JOSÉ GERALDO GOMES
Mestre em Direitos e Garantias Fundamentais pela FDV (Faculdade de Direito de Vitória - 2011); Pós-graduação lato senso em Direito Penal e Direito Processual Penal, Direito Civil e Direito Processual Civil – Fundação Gildásio Amado - Centro Universitário do Espírito Santo (UNESC). Graduação em Direito – Faculdade de Direito de Colatina/ES (atual Centro Universitário do Espírito Santo – 1.990)
CAPÍTULO II
SEGUNDA PARTE
Nessa mesma ótica, a tarefa dos bombeiros que não raro danificam bens materiais pela ação de jatos d’água imprescindíveis à extinção do incêndio, objetivando o salvamento de vidas humanas e demais bens patrimoniais das pessoas. Idem, pode-se dizer da intervenção médica quanto ao abortamento terapêutico ou necessário (art. 128, I, CP) levado a efeito quando não há outro meio de salvar a vida da gestante.
As situações hipotéticas sob comento indicam estado de necessidade de terceiro, sendo certo que “não pode alegar estado de necessidade quem tinha o dever legal de enfrentar o perigo”, a teor do art. 24, § 1º, CP. Este dispositivo legal está se referindo à omissão do agente imbuído de determinadas tarefas, dentre elas arrostar o estado de perigo, tal como acontece com os bombeiros, policiais, médicos e demais funcionários do serviço de saúde pública, os quais ficam expostos a contaminações viróticas e outras doenças contagiosas, dentre outras categorias de agentes públicos ou privados detentores de tais atribuições.

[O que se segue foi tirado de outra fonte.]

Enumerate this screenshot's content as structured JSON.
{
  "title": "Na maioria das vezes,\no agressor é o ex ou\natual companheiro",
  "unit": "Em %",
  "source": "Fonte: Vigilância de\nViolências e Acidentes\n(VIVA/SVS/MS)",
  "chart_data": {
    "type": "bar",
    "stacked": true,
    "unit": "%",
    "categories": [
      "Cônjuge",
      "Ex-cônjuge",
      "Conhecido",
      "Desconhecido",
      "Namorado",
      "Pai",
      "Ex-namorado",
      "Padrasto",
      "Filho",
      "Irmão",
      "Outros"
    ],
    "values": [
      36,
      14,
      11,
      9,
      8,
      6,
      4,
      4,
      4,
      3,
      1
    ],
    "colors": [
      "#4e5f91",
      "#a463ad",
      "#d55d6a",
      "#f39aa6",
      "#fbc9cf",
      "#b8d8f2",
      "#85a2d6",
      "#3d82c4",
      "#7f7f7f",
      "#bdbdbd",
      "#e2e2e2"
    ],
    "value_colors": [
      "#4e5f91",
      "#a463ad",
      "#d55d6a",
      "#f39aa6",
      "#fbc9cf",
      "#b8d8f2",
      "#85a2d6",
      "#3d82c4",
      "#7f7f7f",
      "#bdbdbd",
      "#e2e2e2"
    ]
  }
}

No que tange às pessoas detentoras de dever jurídico de agir, logo, obrigadas ao enfrentamento do perigo, merecem destaque aquelas tarifadas como garantidoras. Elas são reguladas pelo art. 13, § 2º, alíneas “a”, “b” e “c”, do CP, de tal modo que, mesmo diante de situação perigosa não podem alegar a excludente de ilicitude do estado de necessidade para se eximirem do dever de agir. Nesse caso, eventual omissão fatalmente levará à responsabilidade penal pelo resultado material daí advindo. É caso típico, em tese, de crime omissivo impróprio ou impuro.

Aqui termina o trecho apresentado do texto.